What is amply clear to India, as a concerned third-party observer, is that the Syrian conflict is an extension of the Cold War between Russia (then the Soviet Union) and the United States, both of whom have ground troops and air power assets directly involved in the fighting. In the process, Syria has turned into an unending purgatory for its citizens, 50,000 of whom have reportedly perished in the crossfire, with another million or more languishing in refugee camps.
India is not directly involved in the Syrian war, but nevertheless has a fairly substantial indirect interest because the fallout from Syria is more than likely to directly affect this country in major ways.
The possibility of conducting large-scale humanitarian evacuations of Indian nationals in the conflict zone by sea or air always exists. India has the requisite resources and troops for these operations, in which our armed forces are enviably adept.
Another issue with a far more lethal potential is the possible fallout in India and South Asia of a fratricidal Arab conflict in North Africa and the Middle East. Al Qaeda appeared in Iraq soon after the execution of Saddam Hussein, and subsequently morphed into an even more venomous strain – Daesh, or Islamic State.
Daesh is already operating in the Indian subcontinent, with the support of the Pakistan Army and Inter-Services Intelligence, and contesting for its share of the ultra-jihadi terror space in India, challenging even established “locals” like the Tehrik-e-Taliban Pakistan (TTP), Lashkar-e-Tayyaba, Jaish-e-Mohammed and the Hizbul Mujahideen in Kashmir and the Jamat-ul-Mujahiddin Bangladesh on their home turf. The black flags of Khorasan have already appeared in Pakistan.
A scattered few have even ventured out momentarily on Indian territory, on the streets of Srinagar, flown by pro-azadi street mobs as they throw stones at the Indian Army, police and paramilitary forces instigated by the Hurriyat.
With the benefit of experience, India has legitimate concerns that should events ultimately not go favourably for Bashar al-Assad in Syria, leading to factional fighting and a violent implosion of that country, it is quite likely that another terrorist group will be born, this time possibly Shia, based on Hezbollah. Iran may decide to intervene and send troops to the aid of their Shia co-religionists in Syria. The Shia-Sunni pandemic smouldering in the world of Islam can intensify and spread to the subcontinent, on India’s doorstep.

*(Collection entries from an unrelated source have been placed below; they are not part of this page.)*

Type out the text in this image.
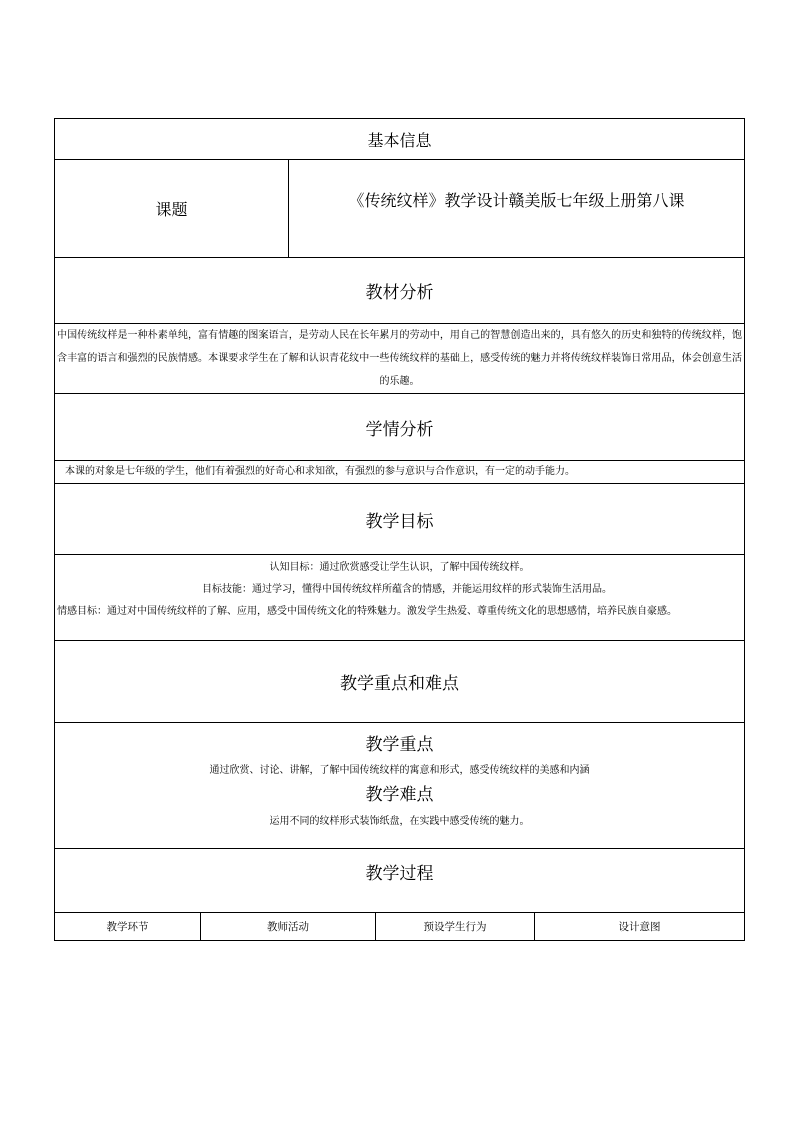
基本信息				
课题		《传统纹样》教学设计赣美版七年级上册第八课		
教材分析				
中国传统纹样是一种朴素单纯，富有情趣的图案语言，是劳动人民在长年累月的劳动中，用自己的智慧创造出来的，具有悠久的历史和独特的传统纹样，饱含丰富的语言和强烈的民族情感。本课要求学生在了解和认识青花纹中一些传统纹样的基础上，感受传统的魅力并将传统纹样装饰日常用品，体会创意生活的乐趣。				
学情分析				
本课的对象是七年级的学生，他们有着强烈的好奇心和求知欲，有强烈的参与意识与合作意识，有一定的动手能力。				
教学目标				

认知目标：通过欣赏感受让学生认识，了解中国传统纹样。
目标技能：通过学习，懂得中国传统纹样所蕴含的情感，并能运用纹样的形式装饰生活用品。
情感目标：通过对中国传统纹样的了解、应用，感受中国传统文化的特殊魅力。激发学生热爱、尊重传统文化的思想感情，培养民族自豪感。				

教学重点和难点				

教学重点
通过欣赏、讨论、讲解，了解中国传统纹样的寓意和形式，感受传统纹样的美感和内涵
教学难点
运用不同的纹样形式装饰纸盘，在实践中感受传统的魅力。				

教学过程				
教学环节	教师活动		预设学生行为	设计意图
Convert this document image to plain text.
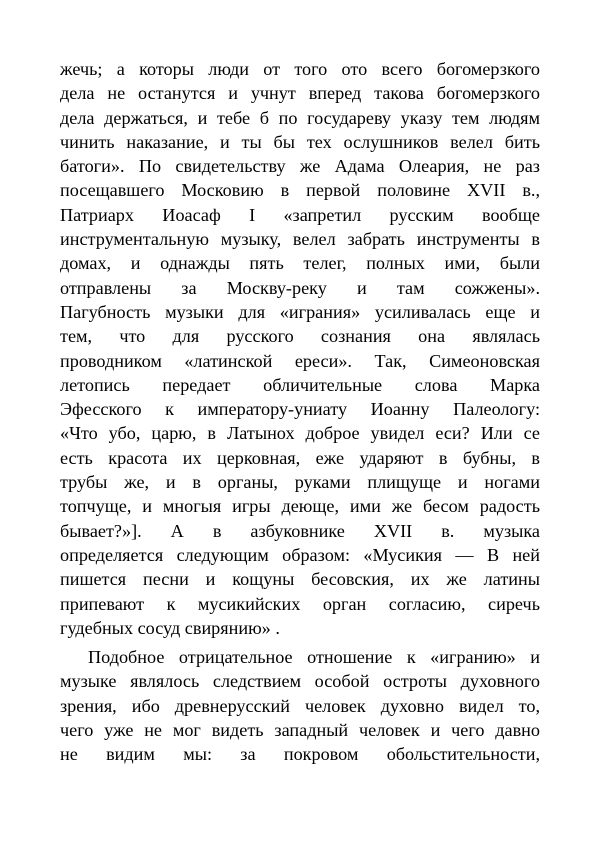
жечь; а которы люди от того ото всего богомерзкого
дела не останутся и учнут вперед такова богомерзкого
дела держаться, и тебе б по государеву указу тем людям
чинить наказание, и ты бы тех ослушников велел бить
батоги». По свидетельству же Адама Олеария, не раз
посещавшего Московию в первой половине XVII в.,
Патриарх Иоасаф I «запретил русским вообще
инструментальную музыку, велел забрать инструменты в
домах, и однажды пять телег, полных ими, были
отправлены за Москву-реку и там сожжены».
Пагубность музыки для «играния» усиливалась еще и
тем, что для русского сознания она являлась
проводником «латинской ереси». Так, Симеоновская
летопись передает обличительные слова Марка
Эфесского к императору-униату Иоанну Палеологу:
«Что убо, царю, в Латынох доброе увидел еси? Или се
есть красота их церковная, еже ударяют в бубны, в
трубы же, и в органы, руками плищуще и ногами
топчуще, и многыя игры деюще, ими же бесом радость
бывает?»]. А в азбуковнике XVII в. музыка
определяется следующим образом: «Мусикия — В ней
пишется песни и кощуны бесовския, их же латины
припевают к мусикийских орган согласию, сиречь
гудебных сосуд свирянию» .
Подобное отрицательное отношение к «игранию» и
музыке являлось следствием особой остроты духовного
зрения, ибо древнерусский человек духовно видел то,
чего уже не мог видеть западный человек и чего давно
не видим мы: за покровом обольстительности,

At this precise juncture, by what can only be karmic happenstance, comes the pronouncement of judgment after eight long years on the Mecca Masjid and Samjhauta Express blast cases, acquitting the main accused, Swami Aseemanand, for lack of evidence. The Supreme Court grants bail, after eight years in prison, to Lt. Col. Shrikant Purohit, a serving intelligence officer of the Indian Army who had been tasked to obtain information about Abhinav Bharati, a Hindu group allegedly involved in the Mecca Masjid and Samjhauta Express bomb blasts.

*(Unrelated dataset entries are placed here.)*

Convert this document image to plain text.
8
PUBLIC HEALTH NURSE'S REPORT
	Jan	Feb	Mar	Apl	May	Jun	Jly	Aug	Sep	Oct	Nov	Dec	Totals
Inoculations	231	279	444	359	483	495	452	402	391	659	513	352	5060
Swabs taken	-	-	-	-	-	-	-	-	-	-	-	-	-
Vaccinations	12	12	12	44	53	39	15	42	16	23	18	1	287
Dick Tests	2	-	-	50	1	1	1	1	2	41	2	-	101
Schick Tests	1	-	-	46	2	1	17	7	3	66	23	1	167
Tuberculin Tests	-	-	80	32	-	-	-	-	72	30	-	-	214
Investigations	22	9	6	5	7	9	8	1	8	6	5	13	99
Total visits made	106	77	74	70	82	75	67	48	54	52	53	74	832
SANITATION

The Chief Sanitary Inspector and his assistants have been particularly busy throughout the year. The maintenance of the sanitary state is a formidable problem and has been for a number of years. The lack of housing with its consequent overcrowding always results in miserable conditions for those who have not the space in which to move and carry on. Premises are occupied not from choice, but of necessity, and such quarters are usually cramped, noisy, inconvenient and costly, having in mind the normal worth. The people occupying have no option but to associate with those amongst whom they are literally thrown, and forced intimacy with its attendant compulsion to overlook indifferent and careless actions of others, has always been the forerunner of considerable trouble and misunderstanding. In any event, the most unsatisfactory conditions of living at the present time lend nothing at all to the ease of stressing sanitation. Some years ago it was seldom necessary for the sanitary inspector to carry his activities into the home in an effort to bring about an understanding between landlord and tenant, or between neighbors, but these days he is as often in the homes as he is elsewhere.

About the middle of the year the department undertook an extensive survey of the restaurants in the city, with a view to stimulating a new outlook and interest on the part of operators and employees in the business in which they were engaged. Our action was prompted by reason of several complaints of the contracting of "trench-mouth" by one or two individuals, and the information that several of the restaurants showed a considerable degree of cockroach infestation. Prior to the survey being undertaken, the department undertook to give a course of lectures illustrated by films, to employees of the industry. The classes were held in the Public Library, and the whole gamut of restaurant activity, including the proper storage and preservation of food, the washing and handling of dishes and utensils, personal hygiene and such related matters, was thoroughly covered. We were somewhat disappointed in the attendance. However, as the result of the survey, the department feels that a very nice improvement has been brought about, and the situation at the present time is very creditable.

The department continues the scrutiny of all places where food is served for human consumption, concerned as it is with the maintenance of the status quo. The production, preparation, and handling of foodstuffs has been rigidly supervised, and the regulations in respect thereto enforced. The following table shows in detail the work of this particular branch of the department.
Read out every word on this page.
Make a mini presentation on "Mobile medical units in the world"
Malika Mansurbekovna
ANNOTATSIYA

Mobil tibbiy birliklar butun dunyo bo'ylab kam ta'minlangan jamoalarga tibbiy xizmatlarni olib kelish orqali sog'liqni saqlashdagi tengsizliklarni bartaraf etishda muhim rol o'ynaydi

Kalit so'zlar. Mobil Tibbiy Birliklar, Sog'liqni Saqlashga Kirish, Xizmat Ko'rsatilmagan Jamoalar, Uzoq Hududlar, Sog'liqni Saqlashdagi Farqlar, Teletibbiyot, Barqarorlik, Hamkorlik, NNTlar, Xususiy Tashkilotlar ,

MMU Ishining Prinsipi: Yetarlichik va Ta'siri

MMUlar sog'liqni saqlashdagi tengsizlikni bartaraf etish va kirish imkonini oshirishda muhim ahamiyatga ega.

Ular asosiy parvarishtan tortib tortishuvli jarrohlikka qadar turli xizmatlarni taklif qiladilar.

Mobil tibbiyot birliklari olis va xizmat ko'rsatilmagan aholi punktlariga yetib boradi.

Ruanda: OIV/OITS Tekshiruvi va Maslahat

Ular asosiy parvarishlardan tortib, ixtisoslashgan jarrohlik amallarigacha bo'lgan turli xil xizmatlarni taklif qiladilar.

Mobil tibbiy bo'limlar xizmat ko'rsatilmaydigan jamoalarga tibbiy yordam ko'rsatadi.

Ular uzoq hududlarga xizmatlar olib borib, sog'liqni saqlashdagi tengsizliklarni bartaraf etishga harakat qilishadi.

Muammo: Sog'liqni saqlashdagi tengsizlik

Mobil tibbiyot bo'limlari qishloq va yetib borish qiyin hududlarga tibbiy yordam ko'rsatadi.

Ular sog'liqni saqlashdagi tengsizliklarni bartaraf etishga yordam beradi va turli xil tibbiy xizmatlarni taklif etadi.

The officer had been detained by the Anti-Terrorist Squad (ATS) of the Maharashtra police and severely tortured in police custody.
A public uproar greeted these revelations. The Indian Army has outwardly maintained a stone-faced facade, but a sense of outrage and a feeling of resentment is gathering within the organisation at this latest manifestation of total disregard shown by the political class to increasing incidents of harassment and discourtesy to the defence services, in this case by the treatment of a serving Army officer by the Mumbai police to serve ulterior political motives.
Undoubtedly this is an undesirable state of affairs, but one that seems likely to continue.